5 arrested in human trafficking ring across Central, Southern California

LOS ANGELES (KABC) -- Investigators are calling it modern slavery.

A taskforce of local, state and federal agencies assembled by the Ventura County Sheriff's Department uncovered an elaborate network that allegedly delivered millions of dollars in wire transfers to China.

The business was human trafficking. Women from Fresno to San Diego were forced to have sex with 20 to 30 men a day.

The probe started with the cooperation of upscale motels in Camarillo. Managers reported suspicious activity to the Ventura County Sheriff's Department.

For six months, detectives followed the money trail to the secret headquarters in San Gabriel. They allege Dae Phong Hu acted as a dispatcher, sending women to various hotels in a nine county areas, where they would service clients seven days a week.

"The victims consistently incurred debt. They were forced to pay their drivers, forced to pay for their food, forced to pay for the hotel room. That's one of the ways there were kept captive - is continuing to amass a huge debt that they could not pay off," says Ventura County Undersheriff Gary Pentis.

To lure in clients, the conspirators placed salacious ads on Backpage.com. Men of all ages and ethnicities responded.

The victims were Chinese women unable to escape. Some clients beat them.

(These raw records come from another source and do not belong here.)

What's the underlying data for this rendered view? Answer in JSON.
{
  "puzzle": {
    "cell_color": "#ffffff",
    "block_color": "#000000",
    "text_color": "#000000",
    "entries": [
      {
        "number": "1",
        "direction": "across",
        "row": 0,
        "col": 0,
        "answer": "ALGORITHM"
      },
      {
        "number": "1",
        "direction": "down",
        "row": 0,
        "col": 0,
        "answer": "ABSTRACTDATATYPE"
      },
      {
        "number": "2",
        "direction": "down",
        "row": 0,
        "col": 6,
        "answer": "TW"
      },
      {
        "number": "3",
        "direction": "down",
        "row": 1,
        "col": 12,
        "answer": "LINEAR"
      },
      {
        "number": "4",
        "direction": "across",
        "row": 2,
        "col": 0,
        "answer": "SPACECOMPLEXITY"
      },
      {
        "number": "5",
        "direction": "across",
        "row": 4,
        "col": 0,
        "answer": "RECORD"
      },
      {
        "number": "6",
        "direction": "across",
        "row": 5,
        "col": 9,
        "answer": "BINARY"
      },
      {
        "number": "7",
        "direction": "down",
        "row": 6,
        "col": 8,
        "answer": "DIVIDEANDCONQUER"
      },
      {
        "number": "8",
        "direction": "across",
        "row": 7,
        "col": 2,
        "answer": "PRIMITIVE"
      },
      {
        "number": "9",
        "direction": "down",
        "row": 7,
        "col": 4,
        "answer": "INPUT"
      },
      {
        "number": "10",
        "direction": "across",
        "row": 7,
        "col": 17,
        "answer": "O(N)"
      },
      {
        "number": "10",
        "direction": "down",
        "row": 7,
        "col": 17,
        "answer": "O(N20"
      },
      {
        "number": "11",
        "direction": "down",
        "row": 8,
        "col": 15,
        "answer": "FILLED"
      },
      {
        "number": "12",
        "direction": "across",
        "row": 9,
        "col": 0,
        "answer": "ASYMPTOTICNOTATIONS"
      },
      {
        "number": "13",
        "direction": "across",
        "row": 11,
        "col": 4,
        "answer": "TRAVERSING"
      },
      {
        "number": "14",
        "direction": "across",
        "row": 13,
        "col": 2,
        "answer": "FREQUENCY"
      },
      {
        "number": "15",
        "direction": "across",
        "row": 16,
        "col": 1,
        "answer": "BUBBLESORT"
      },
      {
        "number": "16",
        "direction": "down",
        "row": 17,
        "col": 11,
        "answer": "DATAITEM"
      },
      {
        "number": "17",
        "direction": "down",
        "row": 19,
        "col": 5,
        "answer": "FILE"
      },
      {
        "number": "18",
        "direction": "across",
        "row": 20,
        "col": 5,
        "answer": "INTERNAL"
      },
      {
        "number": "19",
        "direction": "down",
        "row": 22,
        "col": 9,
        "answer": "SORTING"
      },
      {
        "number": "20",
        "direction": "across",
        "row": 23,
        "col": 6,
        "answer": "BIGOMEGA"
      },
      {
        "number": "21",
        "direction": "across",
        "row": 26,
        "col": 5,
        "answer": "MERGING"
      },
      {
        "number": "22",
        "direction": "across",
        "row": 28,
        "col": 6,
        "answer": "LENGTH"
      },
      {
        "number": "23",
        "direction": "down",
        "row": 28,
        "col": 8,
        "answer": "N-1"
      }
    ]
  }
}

One alleged conspirator took desperate action to avoid capture as Ventura County's taskforce surrounded the San Gabriel hub.

Pentis says they knocked on the door of the woman who coordinated the operation from her condo. Instead of answering the door, she gathered key evidence and tried to escape, jumping from a third floor window and breaking her leg.

"What she was fleeing with were the ledgers of the operation, a bagful of cellphones used to communicate with the women, and quite a large amount of cash," said the undersheriff.

Bail for the five alleged conspirators is set at $5 million each. The top tier of this operation was shutdown for good.

There are 28 victims in detention. Many are asking for asylum in the U.S.